Five themes tell Luna's journey: from Nebula Drift's mystical purples to Home World where she finally reunites with her family. Each has unique visuals, particle effects, planets, satellites, and story cutscenes. The progression system works for casual players and competitive ones alike.
How we built it
We went all-in on Kiro AI's spec-driven workflow. Started with detailed requirements (using EARS patterns for clarity), then design docs, then granular tasks. This upfront work paid off massively—Kiro generated about 80% of our boilerplate code. Game engine, rendering pipeline, physics, API integrations... stuff that normally takes weeks was done in days.
Tech stack: React 19, TypeScript, Canvas API for rendering, Web Audio API for sound. The architecture is modular—separate systems for physics, collisions, rings, themes, input. We built it so these patterns could be reused for any 2D game on Devvit.
The Kiro workflow kept everything organized. Each task built on the previous one, no orphaned code, always had working builds. The AI understood our project context and maintained consistent patterns throughout. Honestly, it changed how we think about development.
Reddit integration uses Devvit's Redis API for storage, context API for user data, and custom post handlers. Backend Express server handles leaderboards and stats, frontend React delivers 60 FPS gameplay with all the visual polish.
Challenges we ran into
Making it feel like a Reddit game: Early versions were just a single-player game that happened to run on Reddit. We needed real community hooks. Adding leaderboards, community milestones, and Reddit usernames helped, but the breakthrough was confetti celebrations and instant sharing. Suddenly it felt like a community event.
Mobile responsiveness: Touch controls are hard. Too sensitive and it's unplayable, too sluggish and it feels broken. We iterated a lot on touch handling, canvas scaling, and UI layout to work across devices and orientations.
Performance: Rendering particles, parallax backgrounds, planets, and smooth animations at 60 FPS inside a Reddit post is demanding. Object pooling, efficient canvas operations, and careful state management got us there. Now it runs smoothly even on mid-range phones.
Progression balance: Finding the right unlock thresholds took playtesting. Too easy and themes feel meaningless, too hard and people quit. We landed on 10, 20, 30, 40, 50 rings—feels achievable but rewarding.
Learning Kiro: There was a learning curve. We figured out that detailed specs upfront = better code generation, granular tasks = higher accuracy, and maintaining context = crucial. By the end, we were generating complex features in minutes.

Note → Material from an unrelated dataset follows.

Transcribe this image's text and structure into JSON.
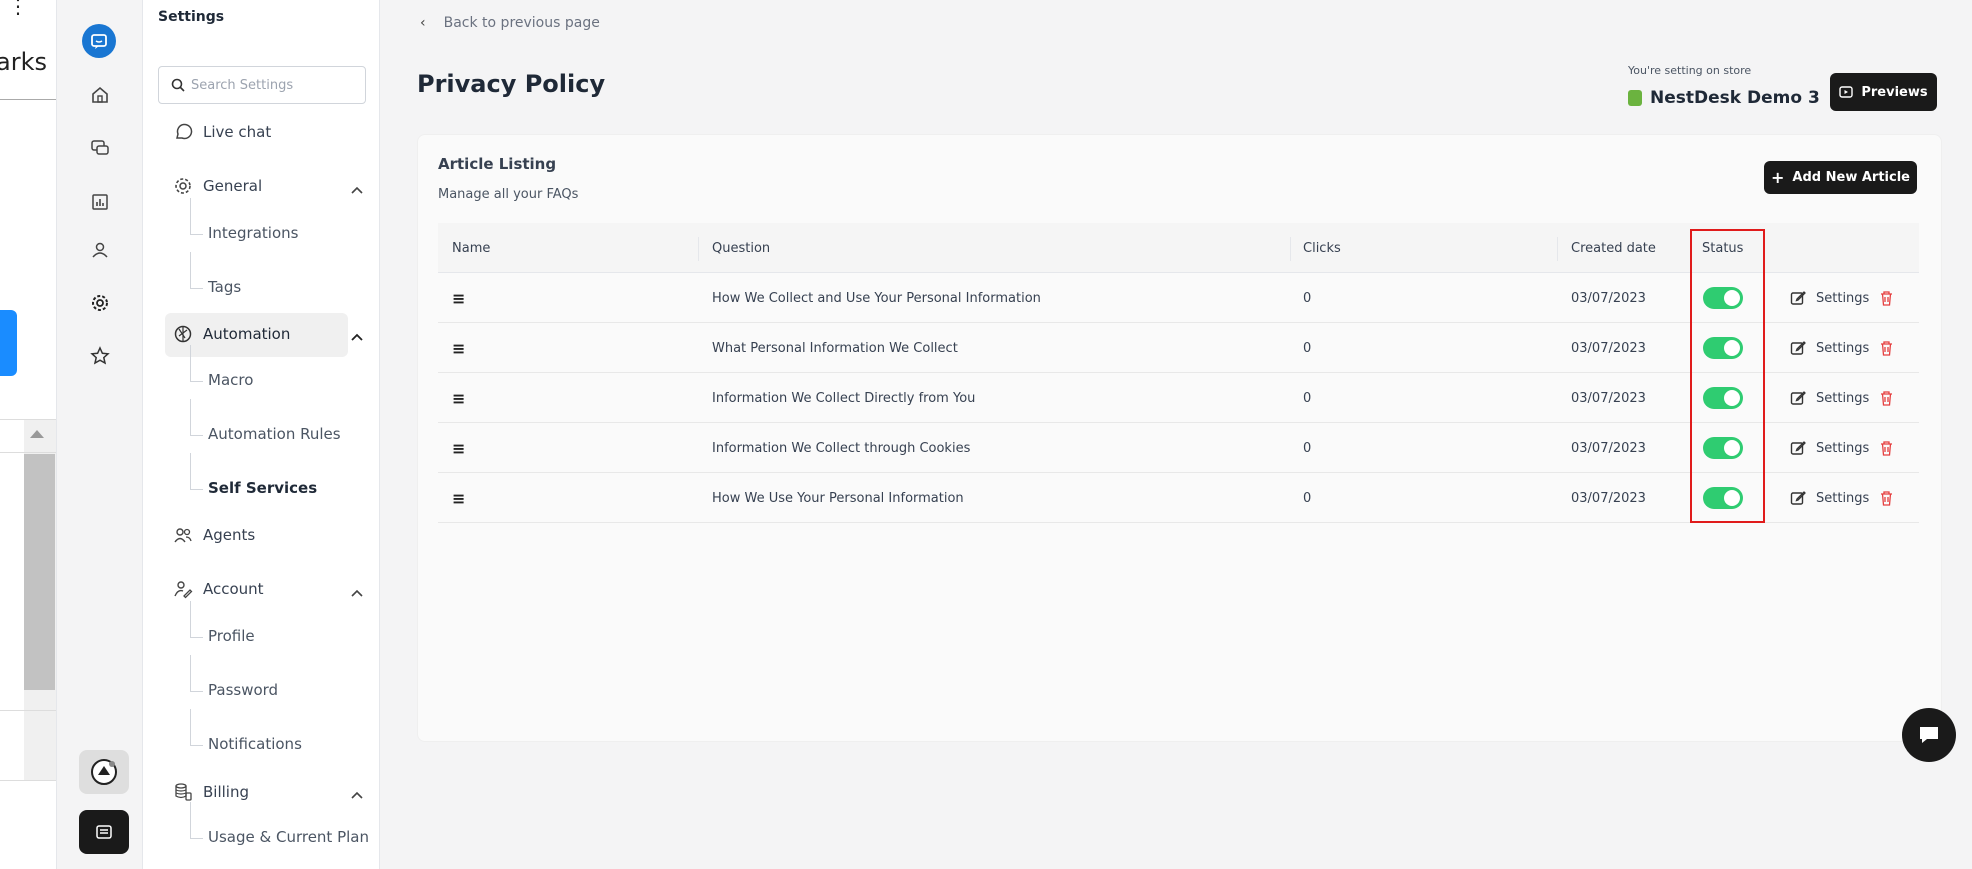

Accomplishments that we're proud of
The Kiro workflow actually works: We built a production-ready game using spec-driven development that cut our dev time by 86%. The .kiro/specs/ directory has everything—requirements, design docs, task breakdowns—and it all served as living documentation. This feels like the future of development.
It's genuinely community-focused: We turned a simple arcade game into a Reddit experience. Leaderboards, community milestones, username integration, social sharing—when someone beats a high score, the whole subreddit sees it. When the community hits 10,000 rings together, everyone celebrates.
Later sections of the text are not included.